A series named in tribute to Bell Hooks. Love is a subject that is often discussed in the most trivial and superficial terms. Love, as a subject matter, especially from a Black perspective, hardly ever includes discussions regarding the nature of love, the function of love, the purpose of love, or the relevance of love. All we ever talk about is how we want it, have it, never had it, or keep losing it. We are right to see lack of love as a concern; we just have to choose the right angle for exploring solutions. Here is where that happens.
No one can argue that communication is essential to the success of a relationship; however, how we define communication is often where the problem with communication lies.
In order for communication to be effective a message has to be effectively given from one end and received and understood from another end. All too often we feel that if communicate our thoughts we have been effective in communication. But if the message is never received or understood by the person with whom we are trying to communicate, then we have not communicated: we’ve only expressed ourselves. There is nothing wrong with expressing one’s self, but cannot be assumed that everyone understands what we are expressing. Communication is a dynamic that requires that both the sender and a receiver understand the message.
It has been proven that there are many ways to communicate. Any communication research will support this fact. However, there are a number of theories about how to define those various modes of communication. I once read an insightful book that was written by Gary Chapman in the ’90’s called Love Languages. The author asserts that everyone has their own romantic language. In order for an individual to feel loved, it has to be communicated in a language that they can understand. The book offers several suggestions on love languages. The author stated that there are 5 love languages: gifts, quality time, words of affirmation, acts of service, and physical touch. Chapman has since extended his theory to include the language of apology and the language of appreciation that he angles towards workplace communication.
I don’t endeavor here to evaluate or analyze the details of the love languages (maybe in another post if the readers want it). What I am affirming is that we all communicate differently. We all experience the feeling of love differently and these messages are communicated and received differently. There is no right way to communicate.

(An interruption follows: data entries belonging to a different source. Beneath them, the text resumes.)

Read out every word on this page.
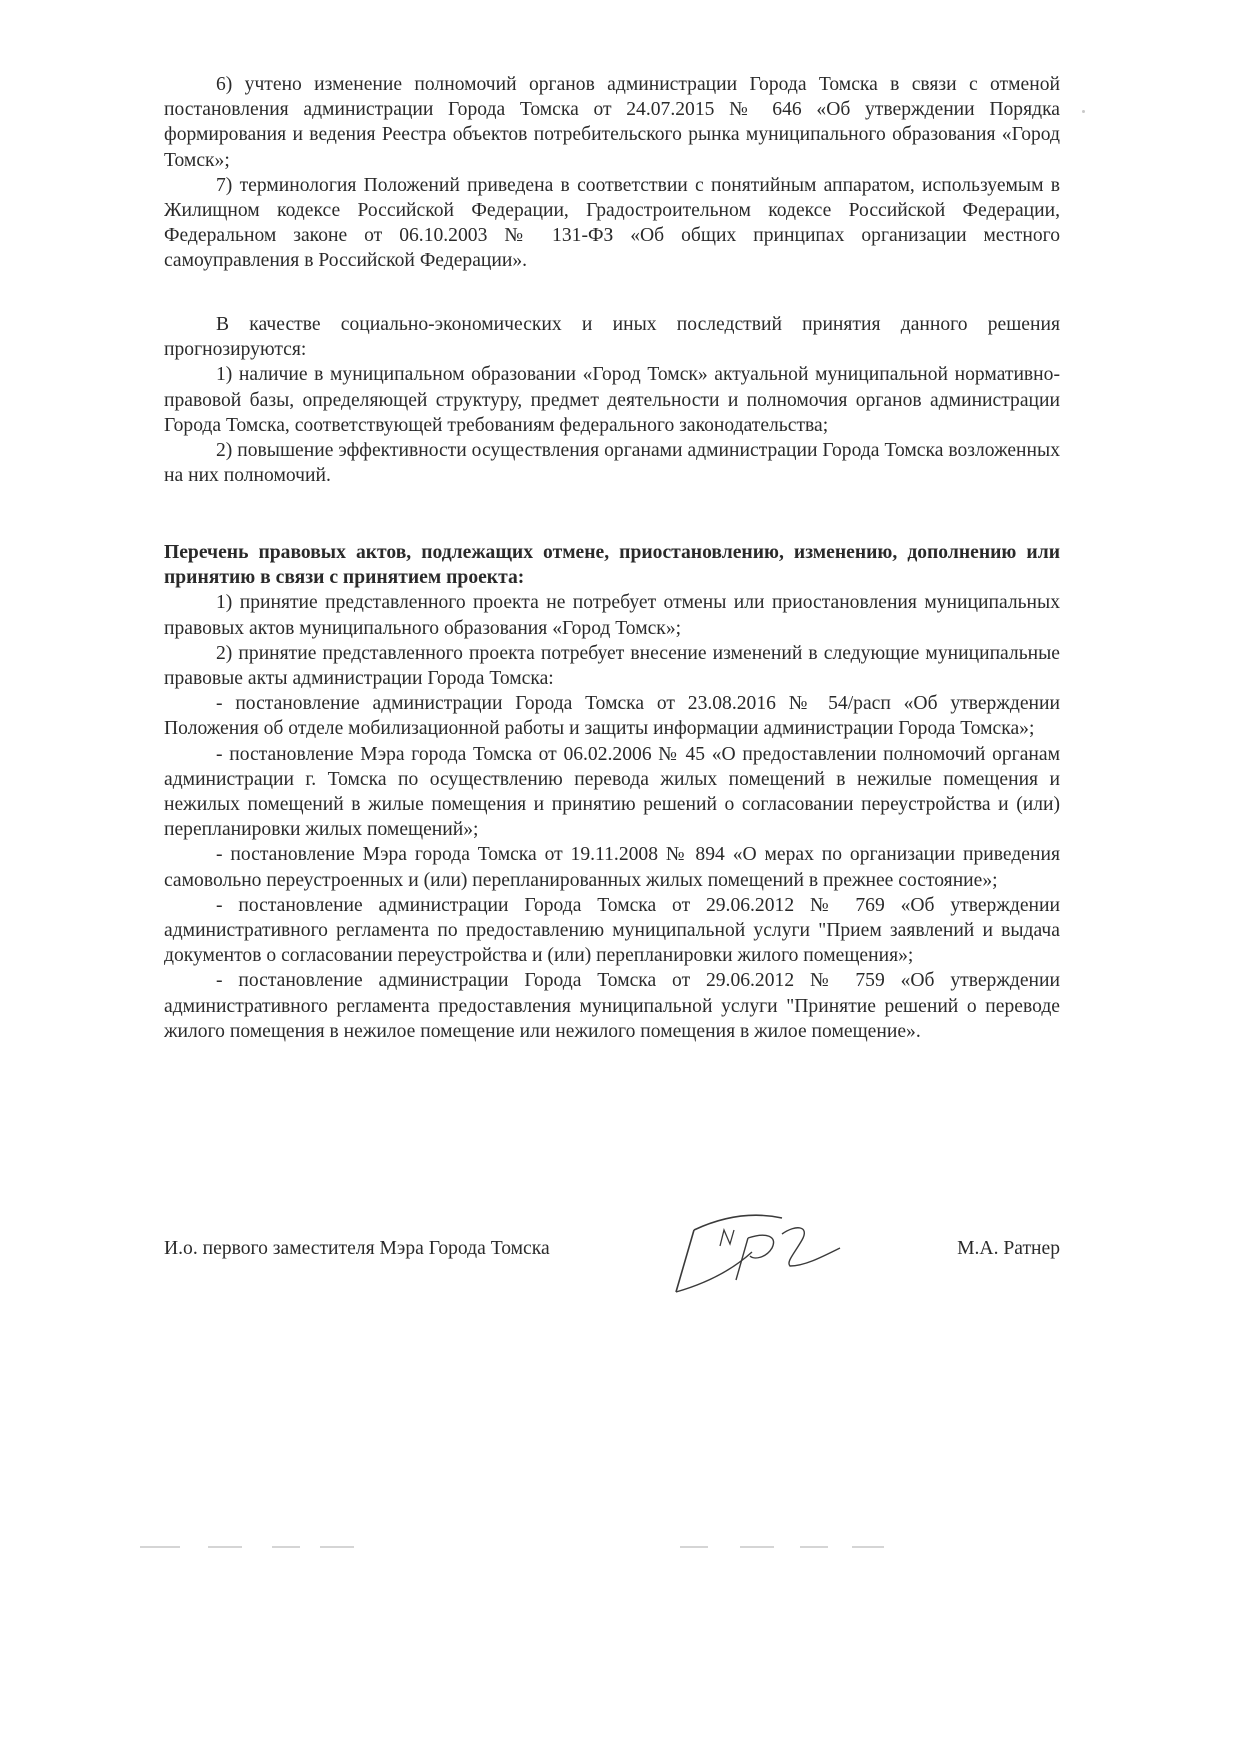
6) учтено изменение полномочий органов администрации Города Томска в связи с отменой постановления администрации Города Томска от 24.07.2015 № 646 «Об утверждении Порядка формирования и ведения Реестра объектов потребительского рынка муниципального образования «Город Томск»;

7) терминология Положений приведена в соответствии с понятийным аппаратом, используемым в Жилищном кодексе Российской Федерации, Градостроительном кодексе Российской Федерации, Федеральном законе от 06.10.2003 № 131-ФЗ «Об общих принципах организации местного самоуправления в Российской Федерации».

В качестве социально-экономических и иных последствий принятия данного решения прогнозируются:

1) наличие в муниципальном образовании «Город Томск» актуальной муниципальной нормативно-правовой базы, определяющей структуру, предмет деятельности и полномочия органов администрации Города Томска, соответствующей требованиям федерального законодательства;

2) повышение эффективности осуществления органами администрации Города Томска возложенных на них полномочий.

Перечень правовых актов, подлежащих отмене, приостановлению, изменению, дополнению или принятию в связи с принятием проекта:

1) принятие представленного проекта не потребует отмены или приостановления муниципальных правовых актов муниципального образования «Город Томск»;

2) принятие представленного проекта потребует внесение изменений в следующие муниципальные правовые акты администрации Города Томска:

- постановление администрации Города Томска от 23.08.2016 № 54/расп «Об утверждении Положения об отделе мобилизационной работы и защиты информации администрации Города Томска»;

- постановление Мэра города Томска от 06.02.2006 № 45 «О предоставлении полномочий органам администрации г. Томска по осуществлению перевода жилых помещений в нежилые помещения и нежилых помещений в жилые помещения и принятию решений о согласовании переустройства и (или) перепланировки жилых помещений»;

- постановление Мэра города Томска от 19.11.2008 № 894 «О мерах по организации приведения самовольно переустроенных и (или) перепланированных жилых помещений в прежнее состояние»;

- постановление администрации Города Томска от 29.06.2012 № 769 «Об утверждении административного регламента по предоставлению муниципальной услуги "Прием заявлений и выдача документов о согласовании переустройства и (или) перепланировки жилого помещения»;

- постановление администрации Города Томска от 29.06.2012 № 759 «Об утверждении административного регламента предоставления муниципальной услуги "Принятие решений о переводе жилого помещения в нежилое помещение или нежилого помещения в жилое помещение».

И.о. первого заместителя Мэра Города Томска	М.А. Ратнер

Most communication issues arise from a reluctance to accept that our perspective is not the only perspective. We forget that our perspective is built upon out own subjective experiences and that without those specific experiences we might have a totally different perspective.
To enter into a romantic relationship clinging only to out own perspectives is to sentence the relationship to death. Two completely different people cannot exist under the consideration of only one person’s perspective. Both parties have to be willing to learn, understand, and accept a perspective outside their own no matter how preposterous it may seem individually.
Emotions are varied and personal and they must be validated in order to allow each person in the relationship to blossom and feel safe exposing their personal feelings. When either person does not feel this freedom, they are emotionally backed into a corner and pressured to commit emotional suicide. It denies them their right to think for themselves and feel whatever they feel. It tells them that the feelings that are very real to them are wrong. And that will force them to choose their own emotional survival over the relationship. There isn’t a creature alive that doesn’t choose to fight with all their might to save themselves from death.
If we could get over ourselves long enough to stop looking for reasons to not give and receive, we would find that communication, like love, takes effort and willingness. No two interactions will work the same and there is no universal right way to love or communicate. The goal for communication must be mutual understanding and until that goal is reached both parties have work to do. That work must be accomplished by any means necessary.
We have often said that communication is a two street. That is slightly true. Communication is two streets; however those two streets are not always parallel. Communication is more like an intersection of streets. There is the possibility of a parallel but it is just as possible that the other street is coming from an entirely opposite origin heading in a completely different direction from the one that we travel. Love is the stoplight that brings us to a halt in the midst of others and we have consider where the other car is coming from and where it is going before we can understand how we might go in the same direction towards the same destination.